I know that half of the fish are Yellow Labs just from looking at photos online and comparing.

Re-home. I can definitely use that other tank (38 gallon) tank to split them up and even considered doing it but I was worried it would upset the "natural order", so to speak. There are a few fish in there that stick together and a few that are just straight up jerks! If it doesn't disturb their community I would love to move the smaller fish to the other tank.* Is that a good idea?*

Lava Rocks. Yeah some of the prices I have seen on Amazon seem a little crazy. I think I will just combine the lava rocks I already have to make one big enclosure and add granite like you suggested.

@Iggy - Interesting. I think I will just pull the two bags out then. When I saw the bottle at Petco I thought all my problems would be solved and it's clear now that they aren't doing anything. I'll just add the extra Fluval Bio Max to the chambers or maybe just leave them empty.

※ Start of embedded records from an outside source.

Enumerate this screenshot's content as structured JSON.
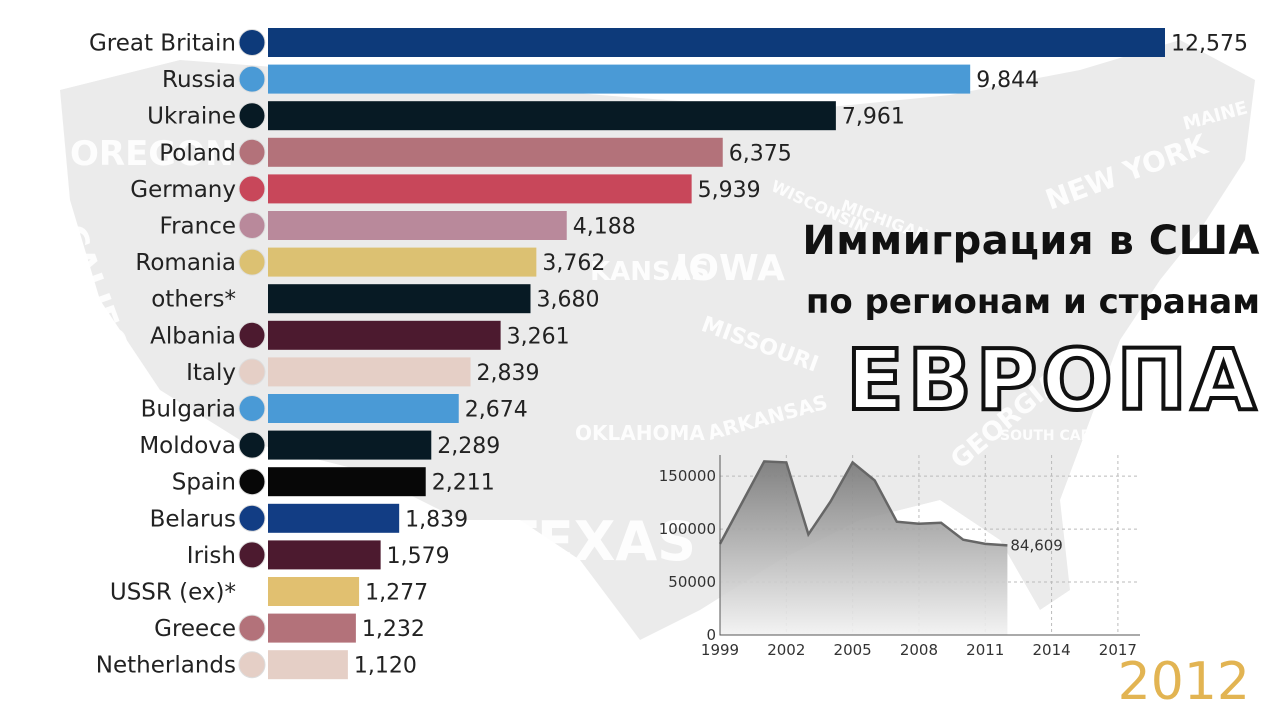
{
  "title_line1": "Иммиграция в США",
  "title_line2": "по регионам и странам",
  "title_line3": "ЕВРОПА",
  "year": "2012",
  "background_map_labels": [
    "OREGON",
    "CALIFORNIA",
    "IOWA",
    "MISSOURI",
    "KANSAS",
    "ARKANSAS",
    "OKLAHOMA",
    "TEXAS",
    "MICHIGAN",
    "NEW YORK",
    "MAINE",
    "GEORGIA",
    "SOUTH CAROLINA",
    "WISCONSIN"
  ],
  "chart_data": [
    {
      "type": "bar",
      "orientation": "horizontal",
      "categories": [
        "Great Britain",
        "Russia",
        "Ukraine",
        "Poland",
        "Germany",
        "France",
        "Romania",
        "others*",
        "Albania",
        "Italy",
        "Bulgaria",
        "Moldova",
        "Spain",
        "Belarus",
        "Irish",
        "USSR (ex)*",
        "Greece",
        "Netherlands"
      ],
      "values": [
        12575,
        9844,
        7961,
        6375,
        5939,
        4188,
        3762,
        3680,
        3261,
        2839,
        2674,
        2289,
        2211,
        1839,
        1579,
        1277,
        1232,
        1120
      ],
      "value_labels": [
        "12,575",
        "9,844",
        "7,961",
        "6,375",
        "5,939",
        "4,188",
        "3,762",
        "3,680",
        "3,261",
        "2,839",
        "2,674",
        "2,289",
        "2,211",
        "1,839",
        "1,579",
        "1,277",
        "1,232",
        "1,120"
      ],
      "colors": [
        "#0d3a7a",
        "#4a9ad6",
        "#071a24",
        "#b3727a",
        "#c8475a",
        "#b9899b",
        "#dcc172",
        "#071a24",
        "#4c1a2f",
        "#e5cfc6",
        "#4a9ad6",
        "#071a24",
        "#070707",
        "#123d84",
        "#4c1a2f",
        "#e1c070",
        "#b3727a",
        "#e5cfc6"
      ],
      "flags": [
        "flag-uk-icon",
        "flag-russia-icon",
        "flag-ukraine-icon",
        "flag-poland-icon",
        "flag-germany-icon",
        "flag-france-icon",
        "flag-romania-icon",
        "",
        "flag-albania-icon",
        "flag-italy-icon",
        "flag-bulgaria-icon",
        "flag-moldova-icon",
        "flag-spain-icon",
        "flag-belarus-icon",
        "flag-ireland-icon",
        "",
        "flag-greece-icon",
        "flag-netherlands-icon"
      ]
    },
    {
      "type": "area",
      "x": [
        1999,
        2000,
        2001,
        2002,
        2003,
        2004,
        2005,
        2006,
        2007,
        2008,
        2009,
        2010,
        2011,
        2012
      ],
      "y": [
        86000,
        125000,
        164000,
        163000,
        95000,
        126000,
        163000,
        146000,
        107000,
        105000,
        106000,
        90000,
        86000,
        84609
      ],
      "last_value_label": "84,609",
      "x_ticks": [
        "1999",
        "2002",
        "2005",
        "2008",
        "2011",
        "2014",
        "2017"
      ],
      "y_ticks": [
        "0",
        "50000",
        "100000",
        "150000"
      ],
      "xlim": [
        1999,
        2018
      ],
      "ylim": [
        0,
        170000
      ],
      "grid": true
    }
  ]
}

Just want to say THANK YOU so much to every one here. Being a complete rookie to this hobby and asking for help can be a little discouraging but ya'll seem really cool!


----------



## kelih (May 6, 2017)

the nitrate test can be wrong if ammonia is present in the water. I would test for nh3 or try using a different nitrate test. Check the experiation date on the test.


----------



## JFourK (May 2, 2017)

kelih said:


> the nitrate test can be wrong if ammonia is present in the water. I would test for nh3 or try using a different nitrate test. Check the experiation date on the test.

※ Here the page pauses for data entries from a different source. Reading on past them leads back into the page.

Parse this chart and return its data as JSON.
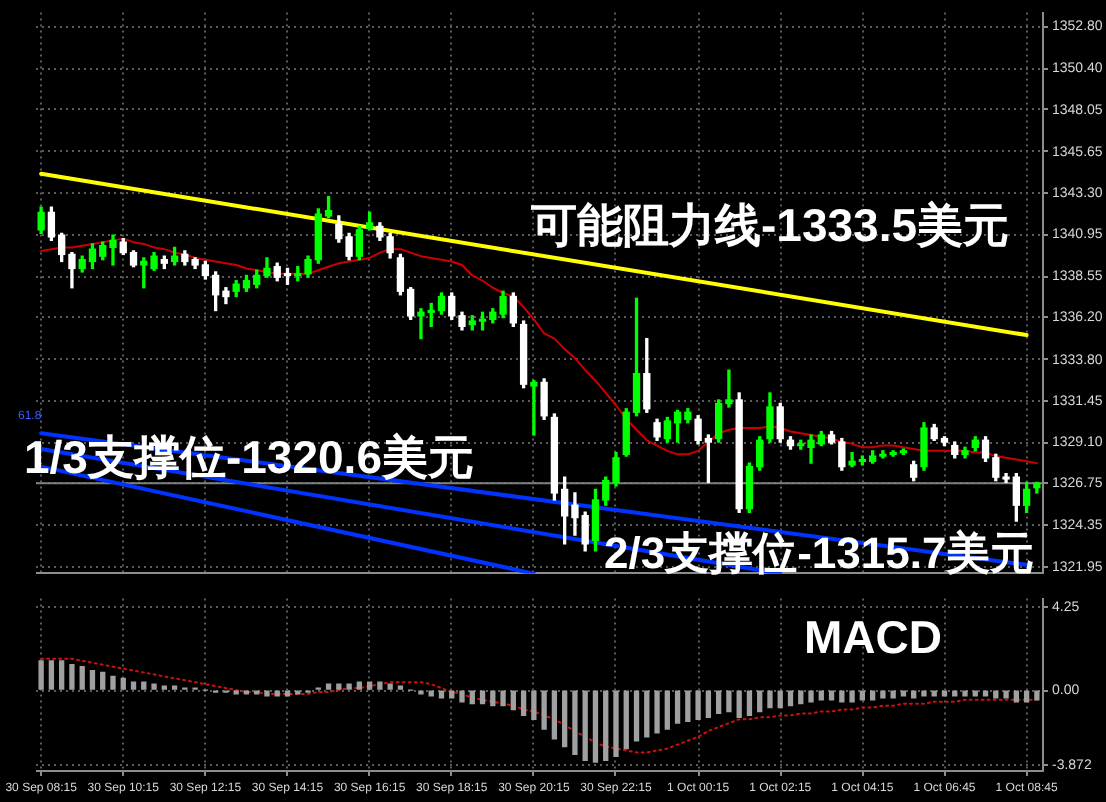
{
  "chart_data": [
    {
      "type": "candlestick",
      "categories": [
        "30 Sep 08:15",
        null,
        null,
        null,
        null,
        null,
        null,
        null,
        "30 Sep 10:15",
        null,
        null,
        null,
        null,
        null,
        null,
        null,
        "30 Sep 12:15",
        null,
        null,
        null,
        null,
        null,
        null,
        null,
        "30 Sep 14:15",
        null,
        null,
        null,
        null,
        null,
        null,
        null,
        "30 Sep 16:15",
        null,
        null,
        null,
        null,
        null,
        null,
        null,
        "30 Sep 18:15",
        null,
        null,
        null,
        null,
        null,
        null,
        null,
        "30 Sep 20:15",
        null,
        null,
        null,
        null,
        null,
        null,
        null,
        "30 Sep 22:15",
        null,
        null,
        null,
        null,
        null,
        null,
        null,
        "1 Oct 00:15",
        null,
        null,
        null,
        null,
        null,
        null,
        null,
        "1 Oct 02:15",
        null,
        null,
        null,
        null,
        null,
        null,
        null,
        "1 Oct 04:15",
        null,
        null,
        null,
        null,
        null,
        null,
        null,
        "1 Oct 06:45",
        null,
        null,
        null,
        null,
        null,
        null,
        null,
        "1 Oct 08:45",
        null
      ],
      "ohlc": [
        [
          1341.2,
          1342.5,
          1341.0,
          1342.2
        ],
        [
          1342.2,
          1342.5,
          1340.6,
          1340.8
        ],
        [
          1340.9,
          1341.0,
          1339.4,
          1339.8
        ],
        [
          1339.8,
          1339.9,
          1337.9,
          1339.0
        ],
        [
          1339.0,
          1339.7,
          1338.8,
          1339.5
        ],
        [
          1339.4,
          1340.4,
          1339.0,
          1340.1
        ],
        [
          1339.7,
          1340.5,
          1339.5,
          1340.3
        ],
        [
          1340.2,
          1340.9,
          1339.2,
          1340.6
        ],
        [
          1340.5,
          1340.7,
          1339.8,
          1339.9
        ],
        [
          1339.9,
          1340.0,
          1339.1,
          1339.2
        ],
        [
          1339.2,
          1339.6,
          1337.9,
          1339.4
        ],
        [
          1339.0,
          1339.9,
          1338.9,
          1339.7
        ],
        [
          1339.5,
          1339.7,
          1339.0,
          1339.3
        ],
        [
          1339.4,
          1340.2,
          1339.2,
          1339.7
        ],
        [
          1339.8,
          1340.0,
          1339.2,
          1339.4
        ],
        [
          1339.5,
          1339.6,
          1339.0,
          1339.2
        ],
        [
          1339.2,
          1339.4,
          1338.4,
          1338.6
        ],
        [
          1338.6,
          1338.8,
          1336.6,
          1337.5
        ],
        [
          1337.7,
          1337.9,
          1337.0,
          1337.4
        ],
        [
          1337.7,
          1338.3,
          1337.4,
          1338.1
        ],
        [
          1337.9,
          1338.6,
          1337.7,
          1338.3
        ],
        [
          1338.1,
          1338.9,
          1337.9,
          1338.6
        ],
        [
          1338.6,
          1339.6,
          1338.5,
          1339.0
        ],
        [
          1339.1,
          1339.3,
          1338.3,
          1338.5
        ],
        [
          1338.7,
          1339.0,
          1338.1,
          1338.6
        ],
        [
          1338.6,
          1339.1,
          1338.3,
          1338.7
        ],
        [
          1338.7,
          1339.7,
          1338.5,
          1339.5
        ],
        [
          1339.5,
          1342.4,
          1339.3,
          1342.1
        ],
        [
          1342.0,
          1343.1,
          1341.9,
          1342.3
        ],
        [
          1341.5,
          1342.0,
          1340.5,
          1340.7
        ],
        [
          1340.8,
          1341.0,
          1339.5,
          1339.7
        ],
        [
          1339.7,
          1341.4,
          1339.5,
          1341.2
        ],
        [
          1341.3,
          1342.2,
          1341.2,
          1341.6
        ],
        [
          1341.4,
          1341.6,
          1340.6,
          1340.8
        ],
        [
          1340.8,
          1341.0,
          1339.6,
          1339.9
        ],
        [
          1339.6,
          1339.8,
          1337.5,
          1337.7
        ],
        [
          1337.8,
          1337.9,
          1336.1,
          1336.3
        ],
        [
          1336.3,
          1336.7,
          1335.0,
          1336.5
        ],
        [
          1336.5,
          1337.0,
          1335.7,
          1336.6
        ],
        [
          1336.6,
          1337.6,
          1336.4,
          1337.4
        ],
        [
          1337.4,
          1337.6,
          1336.1,
          1336.3
        ],
        [
          1336.3,
          1336.5,
          1335.5,
          1335.7
        ],
        [
          1335.8,
          1336.3,
          1335.5,
          1336.0
        ],
        [
          1336.0,
          1336.5,
          1335.5,
          1336.1
        ],
        [
          1336.1,
          1336.7,
          1335.9,
          1336.5
        ],
        [
          1336.4,
          1337.7,
          1336.2,
          1337.4
        ],
        [
          1337.4,
          1337.6,
          1335.7,
          1335.9
        ],
        [
          1335.8,
          1336.0,
          1332.2,
          1332.4
        ],
        [
          1332.3,
          1332.6,
          1329.5,
          1332.5
        ],
        [
          1332.5,
          1332.7,
          1330.4,
          1330.6
        ],
        [
          1330.5,
          1330.7,
          1325.8,
          1326.2
        ],
        [
          1326.4,
          1327.1,
          1323.3,
          1324.9
        ],
        [
          1325.5,
          1326.2,
          1323.8,
          1324.8
        ],
        [
          1324.9,
          1325.1,
          1322.9,
          1323.3
        ],
        [
          1323.5,
          1326.4,
          1322.9,
          1325.8
        ],
        [
          1325.8,
          1327.1,
          1325.5,
          1326.9
        ],
        [
          1326.8,
          1328.5,
          1326.6,
          1328.2
        ],
        [
          1328.4,
          1331.0,
          1328.3,
          1330.8
        ],
        [
          1330.8,
          1337.3,
          1330.6,
          1333.0
        ],
        [
          1333.0,
          1335.0,
          1330.8,
          1331.0
        ],
        [
          1330.2,
          1330.4,
          1329.2,
          1329.4
        ],
        [
          1329.3,
          1330.5,
          1329.1,
          1330.3
        ],
        [
          1330.2,
          1330.9,
          1329.1,
          1330.8
        ],
        [
          1330.4,
          1331.0,
          1330.2,
          1330.8
        ],
        [
          1330.4,
          1330.6,
          1329.0,
          1329.2
        ],
        [
          1329.3,
          1329.5,
          1326.8,
          1329.1
        ],
        [
          1329.3,
          1331.5,
          1329.1,
          1331.3
        ],
        [
          1331.3,
          1333.2,
          1331.1,
          1331.5
        ],
        [
          1331.5,
          1331.9,
          1325.1,
          1325.3
        ],
        [
          1325.3,
          1327.9,
          1325.1,
          1327.7
        ],
        [
          1327.7,
          1329.4,
          1327.5,
          1329.2
        ],
        [
          1329.3,
          1331.9,
          1329.1,
          1331.1
        ],
        [
          1331.1,
          1331.3,
          1329.1,
          1329.3
        ],
        [
          1329.2,
          1329.4,
          1328.7,
          1328.9
        ],
        [
          1328.9,
          1329.2,
          1328.7,
          1329.0
        ],
        [
          1328.8,
          1329.5,
          1327.9,
          1329.2
        ],
        [
          1329.0,
          1329.7,
          1328.9,
          1329.5
        ],
        [
          1329.5,
          1329.7,
          1329.0,
          1329.1
        ],
        [
          1329.1,
          1329.3,
          1327.5,
          1327.7
        ],
        [
          1327.8,
          1328.5,
          1327.7,
          1328.0
        ],
        [
          1328.0,
          1328.3,
          1327.8,
          1328.1
        ],
        [
          1328.0,
          1328.6,
          1327.9,
          1328.3
        ],
        [
          1328.3,
          1328.6,
          1328.2,
          1328.4
        ],
        [
          1328.4,
          1328.6,
          1328.3,
          1328.5
        ],
        [
          1328.5,
          1328.7,
          1328.4,
          1328.6
        ],
        [
          1327.8,
          1328.0,
          1326.9,
          1327.1
        ],
        [
          1327.7,
          1330.2,
          1327.5,
          1329.9
        ],
        [
          1329.9,
          1330.1,
          1329.2,
          1329.3
        ],
        [
          1329.3,
          1329.4,
          1328.9,
          1329.1
        ],
        [
          1328.9,
          1329.1,
          1328.2,
          1328.4
        ],
        [
          1328.4,
          1328.8,
          1328.2,
          1328.6
        ],
        [
          1328.8,
          1329.4,
          1328.6,
          1329.2
        ],
        [
          1329.2,
          1329.4,
          1328.0,
          1328.2
        ],
        [
          1328.2,
          1328.4,
          1326.9,
          1327.1
        ],
        [
          1327.1,
          1327.3,
          1326.8,
          1327.0
        ],
        [
          1327.1,
          1327.3,
          1324.6,
          1325.5
        ],
        [
          1325.5,
          1326.8,
          1325.1,
          1326.4
        ],
        [
          1326.5,
          1326.8,
          1326.2,
          1326.75
        ]
      ],
      "colors": [
        "#00ff00",
        "#ffffff",
        "#ffffff",
        "#ffffff",
        "#00ff00",
        "#00ff00",
        "#00ff00",
        "#00ff00",
        "#ffffff",
        "#ffffff",
        "#00ff00",
        "#00ff00",
        "#ffffff",
        "#00ff00",
        "#ffffff",
        "#ffffff",
        "#ffffff",
        "#ffffff",
        "#ffffff",
        "#00ff00",
        "#00ff00",
        "#00ff00",
        "#00ff00",
        "#ffffff",
        "#ffffff",
        "#00ff00",
        "#00ff00",
        "#00ff00",
        "#00ff00",
        "#ffffff",
        "#ffffff",
        "#00ff00",
        "#00ff00",
        "#ffffff",
        "#ffffff",
        "#ffffff",
        "#ffffff",
        "#00ff00",
        "#00ff00",
        "#00ff00",
        "#ffffff",
        "#ffffff",
        "#00ff00",
        "#00ff00",
        "#00ff00",
        "#00ff00",
        "#ffffff",
        "#ffffff",
        "#00ff00",
        "#ffffff",
        "#ffffff",
        "#ffffff",
        "#ffffff",
        "#ffffff",
        "#00ff00",
        "#00ff00",
        "#00ff00",
        "#00ff00",
        "#00ff00",
        "#ffffff",
        "#ffffff",
        "#00ff00",
        "#00ff00",
        "#00ff00",
        "#ffffff",
        "#ffffff",
        "#00ff00",
        "#00ff00",
        "#ffffff",
        "#00ff00",
        "#00ff00",
        "#00ff00",
        "#ffffff",
        "#ffffff",
        "#00ff00",
        "#00ff00",
        "#00ff00",
        "#ffffff",
        "#ffffff",
        "#00ff00",
        "#00ff00",
        "#00ff00",
        "#00ff00",
        "#00ff00",
        "#00ff00",
        "#ffffff",
        "#00ff00",
        "#ffffff",
        "#ffffff",
        "#ffffff",
        "#00ff00",
        "#00ff00",
        "#ffffff",
        "#ffffff",
        "#ffffff",
        "#ffffff",
        "#00ff00",
        "#00ff00"
      ],
      "series": [
        {
          "type": "line",
          "color": "#cc0000",
          "values": [
            1340.0,
            1340.1,
            1340.2,
            1340.2,
            1340.3,
            1340.4,
            1340.5,
            1340.6,
            1340.7,
            1340.5,
            1340.4,
            1340.2,
            1340.1,
            1339.9,
            1339.8,
            1339.6,
            1339.5,
            1339.4,
            1339.3,
            1339.2,
            1339.0,
            1338.9,
            1338.8,
            1338.7,
            1338.7,
            1338.7,
            1338.7,
            1338.9,
            1339.1,
            1339.3,
            1339.4,
            1339.5,
            1339.6,
            1339.9,
            1340.1,
            1340.1,
            1339.9,
            1339.7,
            1339.6,
            1339.5,
            1339.4,
            1339.2,
            1338.6,
            1338.3,
            1337.9,
            1337.6,
            1337.4,
            1336.8,
            1336.1,
            1335.3,
            1335.0,
            1334.4,
            1333.9,
            1333.2,
            1332.6,
            1331.9,
            1331.2,
            1330.4,
            1329.8,
            1329.2,
            1328.9,
            1328.6,
            1328.4,
            1328.4,
            1328.6,
            1329.1,
            1329.6,
            1329.8,
            1329.9,
            1329.9,
            1329.9,
            1330.0,
            1329.9,
            1329.7,
            1329.6,
            1329.5,
            1329.4,
            1329.3,
            1329.1,
            1329.0,
            1328.8,
            1328.8,
            1328.9,
            1328.9,
            1328.8,
            1328.7,
            1328.6,
            1328.6,
            1328.6,
            1328.6,
            1328.6,
            1328.5,
            1328.5,
            1328.3,
            1328.2,
            1328.1,
            1328.0,
            1327.9
          ]
        },
        {
          "type": "line",
          "color": "#ffff00",
          "x": [
            "30 Sep 08:15",
            "1 Oct 08:45"
          ],
          "values": [
            1344.4,
            1335.2
          ]
        },
        {
          "type": "line",
          "color": "#0033ff",
          "x": [
            "30 Sep 08:15",
            "1 Oct 08:45"
          ],
          "values": [
            1329.6,
            1322.1
          ]
        },
        {
          "type": "line",
          "color": "#0033ff",
          "x": [
            "30 Sep 08:15",
            "1 Oct 02:15"
          ],
          "values": [
            1328.7,
            1321.6
          ]
        },
        {
          "type": "line",
          "color": "#0033ff",
          "x": [
            "30 Sep 08:15",
            "30 Sep 20:15"
          ],
          "values": [
            1327.7,
            1321.6
          ]
        }
      ],
      "ylim": [
        1321.6,
        1353.6
      ],
      "yticks": [
        1321.95,
        1324.35,
        1326.75,
        {
          "value": 1329.1,
          "label": "1329.10"
        },
        1331.45,
        {
          "value": 1333.8,
          "label": "1333.80"
        },
        {
          "value": 1336.2,
          "label": "1336.20"
        },
        1338.55,
        1340.95,
        {
          "value": 1343.3,
          "label": "1343.30"
        },
        1345.65,
        1348.05,
        {
          "value": 1350.4,
          "label": "1350.40"
        },
        {
          "value": 1352.8,
          "label": "1352.80"
        }
      ],
      "ref_lines": [
        {
          "axis": "y",
          "value": 1326.75,
          "color": "#808080"
        }
      ],
      "annotations": [
        "可能阻力线-1333.5美元",
        "1/3支撑位-1320.6美元",
        "2/3支撑位-1315.7美元",
        "61.8"
      ],
      "grid": true,
      "tick_labels": "y"
    },
    {
      "type": "bar",
      "categories": [
        "30 Sep 08:15",
        null,
        null,
        null,
        null,
        null,
        null,
        null,
        "30 Sep 10:15",
        null,
        null,
        null,
        null,
        null,
        null,
        null,
        "30 Sep 12:15",
        null,
        null,
        null,
        null,
        null,
        null,
        null,
        "30 Sep 14:15",
        null,
        null,
        null,
        null,
        null,
        null,
        null,
        "30 Sep 16:15",
        null,
        null,
        null,
        null,
        null,
        null,
        null,
        "30 Sep 18:15",
        null,
        null,
        null,
        null,
        null,
        null,
        null,
        "30 Sep 20:15",
        null,
        null,
        null,
        null,
        null,
        null,
        null,
        "30 Sep 22:15",
        null,
        null,
        null,
        null,
        null,
        null,
        null,
        "1 Oct 00:15",
        null,
        null,
        null,
        null,
        null,
        null,
        null,
        "1 Oct 02:15",
        null,
        null,
        null,
        null,
        null,
        null,
        null,
        "1 Oct 04:15",
        null,
        null,
        null,
        null,
        null,
        null,
        null,
        "1 Oct 06:45",
        null,
        null,
        null,
        null,
        null,
        null,
        null,
        "1 Oct 08:45",
        null
      ],
      "series": [
        {
          "color": "#a0a0a0",
          "values": [
            1.5,
            1.5,
            1.5,
            1.3,
            1.2,
            1.0,
            0.9,
            0.7,
            0.6,
            0.4,
            0.4,
            0.3,
            0.2,
            0.2,
            0.1,
            0.1,
            0.0,
            -0.1,
            -0.1,
            -0.2,
            -0.2,
            -0.2,
            -0.3,
            -0.3,
            -0.3,
            -0.2,
            -0.1,
            0.1,
            0.3,
            0.3,
            0.3,
            0.4,
            0.4,
            0.4,
            0.3,
            0.2,
            0.0,
            -0.2,
            -0.3,
            -0.4,
            -0.4,
            -0.6,
            -0.7,
            -0.7,
            -0.8,
            -0.8,
            -1.0,
            -1.3,
            -1.5,
            -2.0,
            -2.5,
            -2.9,
            -3.3,
            -3.6,
            -3.7,
            -3.6,
            -3.4,
            -3.0,
            -2.6,
            -2.4,
            -2.2,
            -2.0,
            -1.7,
            -1.6,
            -1.5,
            -1.4,
            -1.2,
            -1.1,
            -1.4,
            -1.3,
            -1.1,
            -0.9,
            -0.9,
            -0.8,
            -0.7,
            -0.6,
            -0.5,
            -0.5,
            -0.6,
            -0.6,
            -0.5,
            -0.5,
            -0.4,
            -0.4,
            -0.3,
            -0.4,
            -0.3,
            -0.3,
            -0.3,
            -0.3,
            -0.3,
            -0.3,
            -0.3,
            -0.4,
            -0.4,
            -0.6,
            -0.6,
            -0.5
          ]
        },
        {
          "type": "line",
          "color": "#cc1010",
          "line_style": "dotted",
          "values": [
            1.6,
            1.6,
            1.6,
            1.6,
            1.5,
            1.4,
            1.3,
            1.2,
            1.1,
            1.0,
            0.9,
            0.8,
            0.7,
            0.6,
            0.5,
            0.4,
            0.3,
            0.2,
            0.1,
            0.0,
            -0.1,
            -0.1,
            -0.2,
            -0.2,
            -0.2,
            -0.2,
            -0.2,
            -0.1,
            -0.1,
            0.0,
            0.1,
            0.1,
            0.2,
            0.3,
            0.4,
            0.4,
            0.4,
            0.4,
            0.3,
            0.1,
            -0.1,
            -0.2,
            -0.4,
            -0.5,
            -0.6,
            -0.7,
            -0.8,
            -1.0,
            -1.1,
            -1.3,
            -1.5,
            -1.8,
            -2.1,
            -2.4,
            -2.7,
            -2.9,
            -3.0,
            -3.1,
            -3.2,
            -3.2,
            -3.1,
            -3.0,
            -2.8,
            -2.6,
            -2.4,
            -2.1,
            -1.9,
            -1.7,
            -1.5,
            -1.5,
            -1.4,
            -1.4,
            -1.3,
            -1.3,
            -1.2,
            -1.2,
            -1.1,
            -1.1,
            -1.0,
            -1.0,
            -0.9,
            -0.9,
            -0.8,
            -0.8,
            -0.7,
            -0.7,
            -0.7,
            -0.6,
            -0.6,
            -0.6,
            -0.5,
            -0.5,
            -0.5,
            -0.5,
            -0.5,
            -0.5,
            -0.5,
            -0.5
          ]
        }
      ],
      "ylim": [
        -4.1,
        4.7
      ],
      "yticks": [
        -3.872,
        {
          "value": 0,
          "label": "0.00"
        },
        4.25
      ],
      "annotations": [
        "MACD"
      ],
      "grid": true
    }
  ]
}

This is what I find interesting..according to the API Master Test Kit I have used the Ammonia and Nitrite levels are ZERO...and seemingly always have been (I test the water every day). So the tank is devoid of Ammonia and Nitrites but the Nitrates are sky high...I find this so confusing. One of the people I spoke to said this is all part of the Nitrogen cycle...not sure if that's true or if it should go on this long.

The test kit seems to be new. The chemical bottles all have a 2020 expiration date.

Something interesting I found. I follow the directions for the Nitrate test to the letter. The directions are very specific about adding 10 drops of bottle 1 and shaking bottle 2 for 30 seconds before combining them. Then you have to shake the vial for 1 minute and wait for the results. This is what they say to do and the result is always a dark red that matches 40-80 ppg.

Once, just for comparison I did NOT shake bottle 2 before combining them and the results were very different. The reading was much lower..almost zero. This must be a false reading based on the instructions...I assume the chemicals separate in bottle 2 over time and even when you shake it they liquid seems thicker than the other ones.


----------



## kelih (May 6, 2017)

If you did a 50% water change this would be almost impossible. Try testing your tap water and see what kind of result you get if you get a high readin either your tap water is contaminated or the test is junk, you could also buy a liter of distilled water at the gas station and see if it reads 0 on that. I have never had over 30 nitrate in my tank before.


----------



## kelih (May 6, 2017)

If the test reading is actually correct search the tank and filters for a dead fish, there has to be something rotting in there for that kind of nitrate lvl.


----------



## mark_j (Jul 15, 2016)

JFourK said:


> Something interesting I found. I follow the directions for the Nitrate test to the letter. The directions are very specific about adding 10 drops of bottle 1 and shaking bottle 2 for 30 seconds before combining them. Then you have to shake the vial for 1 minute and wait for the results. This is what they say to do and the result is always a dark red that matches 40-80 ppg.
> 
> Once, just for comparison I did NOT shake bottle 2 before combining them and the results were very different. The reading was much lower..almost zero. This must be a false reading based on the instructions...I assume the chemicals separate in bottle 2 over time and even when you shake it they liquid seems thicker than the other ones.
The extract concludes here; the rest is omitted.